The general guidelines of case law with respect to interpretation and construction of wills is as follows:
The goal in interpreting a will is to give effect to the testamentary intentions of the testatrix for the distribution of her estate: Rondel v. Robinson Estate, 2011 ONCA 493, 337 D.L.R. (4th) 193, at para. 23.
 The Ontario Superior Court of Justice in Re Kaptyn Estate, 2010 ONSC 4293, 102 O.R. (3d) 1, (“Kaptyn Estate”) helpfully summarized many of the principles relating to the interpretation and construction of wills:
a) The court will seek to determine the actual intention of the testator, as opposed to an objective intent presumed by law (para. 31).
b) Other cases interpreting words in other wills are of little assistance since the task is to interpret this testator’s subjective intentions (para. 32).
c) There is a distinction between interpretation and construction of a will. Interpretation seeks to determine the testator’s subjective intentions from the words used in light of the surrounding circumstances. Rules of construction are a default process turned to by the courts when the testator’s actual intentions cannot be ascertained (para 34).
d) The starting position of the court is the “armchair rule”, where the court puts itself in the place of the testator at the time when he made his will. This allows consideration of some extrinsic evidence of the surrounding circumstances known to the testator as might bear on his intentions (para. 35).

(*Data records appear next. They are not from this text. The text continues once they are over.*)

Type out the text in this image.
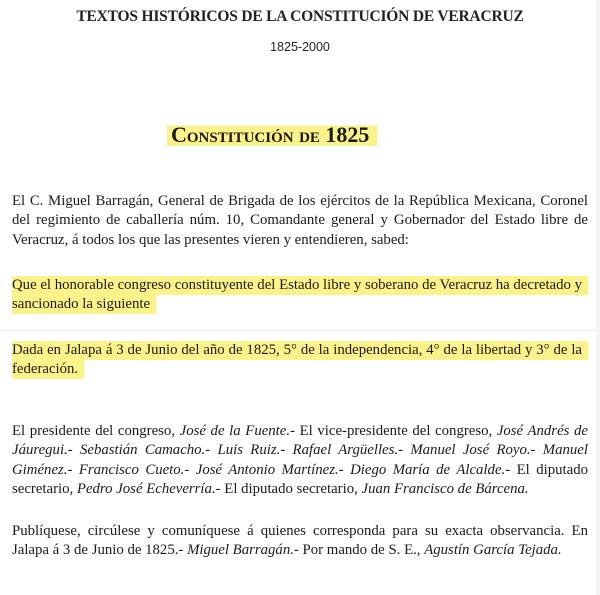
TEXTOS HISTÓRICOS DE LA CONSTITUCIÓN DE VERACRUZ
1825-2000
Constitución de 1825
El C. Miguel Barragán, General de Brigada de los ejércitos de la República Mexicana, Coronel del regimiento de caballería núm. 10, Comandante general y Gobernador del Estado libre de Veracruz, á todos los que las presentes vieren y entendieren, sabed:
Que el honorable congreso constituyente del Estado libre y soberano de Veracruz ha decretado y sancionado la siguiente
Dada en Jalapa á 3 de Junio del año de 1825, 5° de la independencia, 4° de la libertad y 3° de la federación.
El presidente del congreso, José de la Fuente.- El vice-presidente del congreso, José Andrés de Jáuregui.- Sebastián Camacho.- Luis Ruiz.- Rafael Argüelles.- Manuel José Royo.- Manuel Giménez.- Francisco Cueto.- José Antonio Martínez.- Diego María de Alcalde.- El diputado secretario, Pedro José Echeverría.- El diputado secretario, Juan Francisco de Bárcena.
Publíquese, circúlese y comuníquese á quienes corresponda para su exacta observancia. En Jalapa á 3 de Junio de 1825.- Miguel Barragán.- Por mando de S. E., Agustín García Tejada.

e) The authorities distinguish between admissible and inadmissible extrinsic evidence in interpreting a will (paras. 35-38):
i. “indirect extrinsic evidence” of the surrounding circumstances known to the testator at the time he made the will is generally admissible. This includes evidence of such things such as the testator’s occupation and property and financial situation; his relationships with family and friends; and natural objects of his grant;
ii. “direct extrinsic evidence” of the testator’s intentions is generally inadmissible. This is so as to preserve the will itself as the primary evidence, and to avoid the situation of an “oral will” displacing the written form. However, there is an exception where there is an “equivocation”, namely, where the will describes two or more persons or things equally well. In that situation, the law will allow evidence of the testator’s intention. Examples of inadmissible direct evidence are such things as notes or statements of the testator as to his intention, or instructions he gave his lawyer in preparing the will;
f) the court will interpret the will viewed as a whole (para. 138);
g) the court will prefer an interpretation that leads to a testacy, not an intestacy (para. 139); and,
h) the court will not hesitate to correct obvious mistakes, including deleting or inserting words, where to do so accords with the testator’s intentions, or where not to do so would lead to an absurd result (para 140).
 The proper approach of the court is to consider the language of the will in light of the surrounding circumstances together, rather than one first and then the other: Abram Estate v. Shankoff, 2007 BCSC 1368 at para. 77.